İstanbul Belediye başkanları da Ak Partinin projelerini ben yaptım diye Sülün Osman hesabı satış yapmıyor mu? Erdoğan İstanbul Belediye başkanlığı döneminde İstanbul’a parmakla gösterilen hizmetler yaptı, eserler kazandırdı. Türkiye’de ilk kez temel atılınca; teslim edileceği tarihin sözü verildi. Hatta işler taahhüt edilen tarihten önce teslim edildi. İmamoğlu ise ne temeli, temel atmama programı yapıyor.

Erdoğan Çöp, çukur, çamur, havası kirli, ulaşımı topal, susuz İstanbul’un devasa sorunları çözerken belediyenin borcunu da milyar dolar düzeyinde azaltmıştı.

Şhow, reklam ve algı peşinde koşan CHP’li başkan ise 27 yıl sonra yasal limitleri aştığı için İstanbul Belediyesini borç alamayacak hale düşürdü. Kamu bankaları bu engelden dolayı borç veremiyor, artık yurt dışından borçlanabiliyor.

Sultan Abdülhamit’te Osmanlı borçlarını Düyûn-ı Umûmiye ile (Borçların tasfiyesi amacıyla kurulmuştur) zapturapt altına almıştır. Başarı sağlanmış, Osmanlı tekrar Düvel-i Muazzama sınıfına (süper güç) girmiştir.

Şimdi önce Abdülhamit’e bakın, borçları kontrol altına almış ve azaltmış.

Sonra Erdoğan’a bakın, Belediyeyi hizmetlerle ayağa kaldırmış, borçları azaltmış

Bir de CHP’li Belediye başkanına bakın;

Ne yapmış? Belediyeyi borca batırmış.

Ne yapmış? Vur patlasın çal oynasın bunlarda fırsat buldukça nükseden huydur. CHP'li Büyükşehir Belediye Başkanları çalıştayı kapsamında toplamda 50 kişilik yemekte belediye bütçesinden 319 bin 780 lira ödeme yapmış. Kişi başı 6 bin 395 lira (üç asgari ücretli maaşı) ödendiği Sayıştay raporuyla ortaya çıkmış. (Buşon parası 3 bin 115 Lirayı da Belediye’ye ödetmiş. Buşon ne demek mi? Google’ da İBB buşon olarak sesli veya yazılı aratın cevabı görürsünüz.

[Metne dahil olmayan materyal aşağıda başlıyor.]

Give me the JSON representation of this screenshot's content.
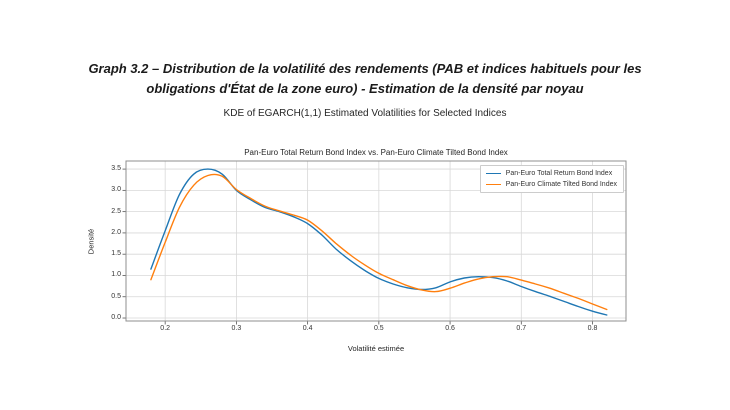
{
  "page": {
    "title_lines": [
      "Graph 3.2 – Distribution de la volatilité des rendements (PAB et indices habituels pour les",
      "obligations d'État de la zone euro) - Estimation de la densité par noyau"
    ],
    "subtitle": "KDE of EGARCH(1,1) Estimated Volatilities for Selected Indices"
  },
  "chart_data": {
    "type": "line",
    "title": "Pan-Euro Total Return Bond Index vs. Pan-Euro Climate Tilted Bond Index",
    "xlabel": "Volatilité estimée",
    "ylabel": "Densité",
    "grid": true,
    "legend_position": "upper right",
    "xlim": [
      0.145,
      0.847
    ],
    "ylim": [
      -0.07,
      3.69
    ],
    "x_ticks": [
      0.2,
      0.3,
      0.4,
      0.5,
      0.6,
      0.7,
      0.8
    ],
    "y_ticks": [
      0.0,
      0.5,
      1.0,
      1.5,
      2.0,
      2.5,
      3.0,
      3.5
    ],
    "x": [
      0.18,
      0.2,
      0.22,
      0.24,
      0.26,
      0.28,
      0.3,
      0.32,
      0.34,
      0.36,
      0.38,
      0.4,
      0.42,
      0.44,
      0.46,
      0.48,
      0.5,
      0.52,
      0.54,
      0.56,
      0.58,
      0.6,
      0.62,
      0.64,
      0.66,
      0.68,
      0.7,
      0.72,
      0.74,
      0.76,
      0.78,
      0.8,
      0.82
    ],
    "series": [
      {
        "name": "Pan-Euro Total Return Bond Index",
        "color": "#1f77b4",
        "values": [
          1.15,
          2.05,
          2.9,
          3.38,
          3.5,
          3.38,
          3.0,
          2.78,
          2.6,
          2.5,
          2.38,
          2.22,
          1.95,
          1.62,
          1.35,
          1.12,
          0.93,
          0.8,
          0.71,
          0.67,
          0.71,
          0.85,
          0.94,
          0.97,
          0.95,
          0.87,
          0.74,
          0.62,
          0.51,
          0.39,
          0.27,
          0.16,
          0.07
        ]
      },
      {
        "name": "Pan-Euro Climate Tilted Bond Index",
        "color": "#ff7f0e",
        "values": [
          0.9,
          1.78,
          2.6,
          3.12,
          3.35,
          3.33,
          3.02,
          2.81,
          2.63,
          2.52,
          2.42,
          2.3,
          2.05,
          1.75,
          1.48,
          1.25,
          1.05,
          0.9,
          0.76,
          0.66,
          0.62,
          0.7,
          0.82,
          0.92,
          0.97,
          0.97,
          0.89,
          0.8,
          0.7,
          0.58,
          0.46,
          0.33,
          0.2
        ]
      }
    ],
    "colors": {
      "grid": "#d8d8d8",
      "spine": "#8f8f8f",
      "tick": "#555555"
    }
  }
}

Bazı tasavvuf erbabı Meczubu şöyle tarif ederler: yükseldiği mertebe için pişmesi gereken süreyi doldurmadığından; o makamı hazmedemeyip (amiyane deyimiyle) kabloları yakan kişidir. Belediyecilikte İstanbul Belediyesi yüksek mi yüksek bir makamdır. Pişmeden yükselen devreleri yakabilir.